Irresistible : Comment les nouvelles technologies rendent les gens dépendants

 

Certains comportements peuvent entraîner une dépendance. Ces addictions comportementales ont des mécanismes très proches des pratiques addictives basées sur la consommation de substances psychoactives.

La dépendance aux jeux de hasard et d’argent est une des addictions comportementales les plus courantes, de même que la cyberaddiction, les achats compulsifs, les addictions sexuelles, les troubles du comportement alimentaire… Il existe, en milieu de travail, 2 types d’addiction comportementale : le workaholisme (dépendance au travail) et la technodépendance (internet, courriels, téléphone portable…).

Workaholisme

Le terme de workaholisme existe depuis les années 70. Mais déjà au début du XXe siècle, la « névrose du dimanche » était décrite par un élève de Freud. Les « drogués du travail » ont peur de l’inactivité, qui les met face à leurs émotions et à leurs angoisses. Ce sont également des personnes en recherche de défis permanents : un travail hyper-sollicitant leur procure dans un premier temps plaisir et satisfaction, mais à terme les rend dépendants.
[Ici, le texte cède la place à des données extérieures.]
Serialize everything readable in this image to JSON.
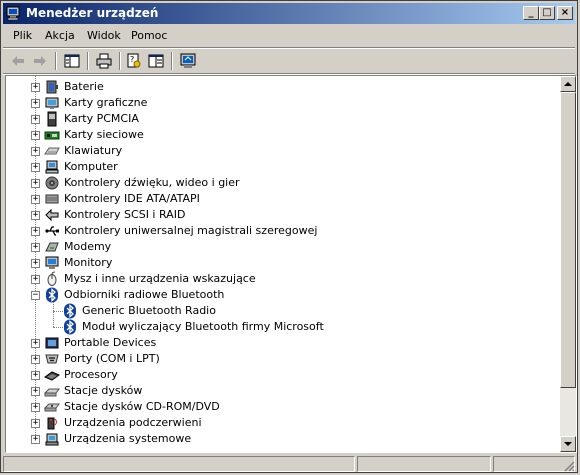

Certains contextes organisationnels visant l’efficacité à tout prix, et/ou la culture de l’excellence, peuvent expliquer le phénomène. Sont également évoqués des objectifs fixés trop élevés ou des contextes particuliers de précarité professionnelle (menace de fermeture d’entreprise, plan de restructuration, fusion d’entreprise avec réduction de personnel, travail temporaire et recherche de stabilité professionnelle…).

Le workaholisme peut entraîner des conséquences sur le travailleur lui-même et/ou sur son entourage professionnel ou familial. Il peut être à l’origine de stress, de symptômes de surmenage et d’épuisement professionnel pour le travailleur. Le workaholisme peut générer une pression professionnelle exagérée pour les collaborateurs.

Technodépendance

L’usage professionnel des nouvelles technologies d’information et de communication (NTIC) est maintenant courant dans les entreprises. Ces outils technologiques permettent un gain de temps lors de la réalisation de certaines tâches : échanges de données, recherche d’information, messagerie électronique, outils de gestions et de transactions commerciales…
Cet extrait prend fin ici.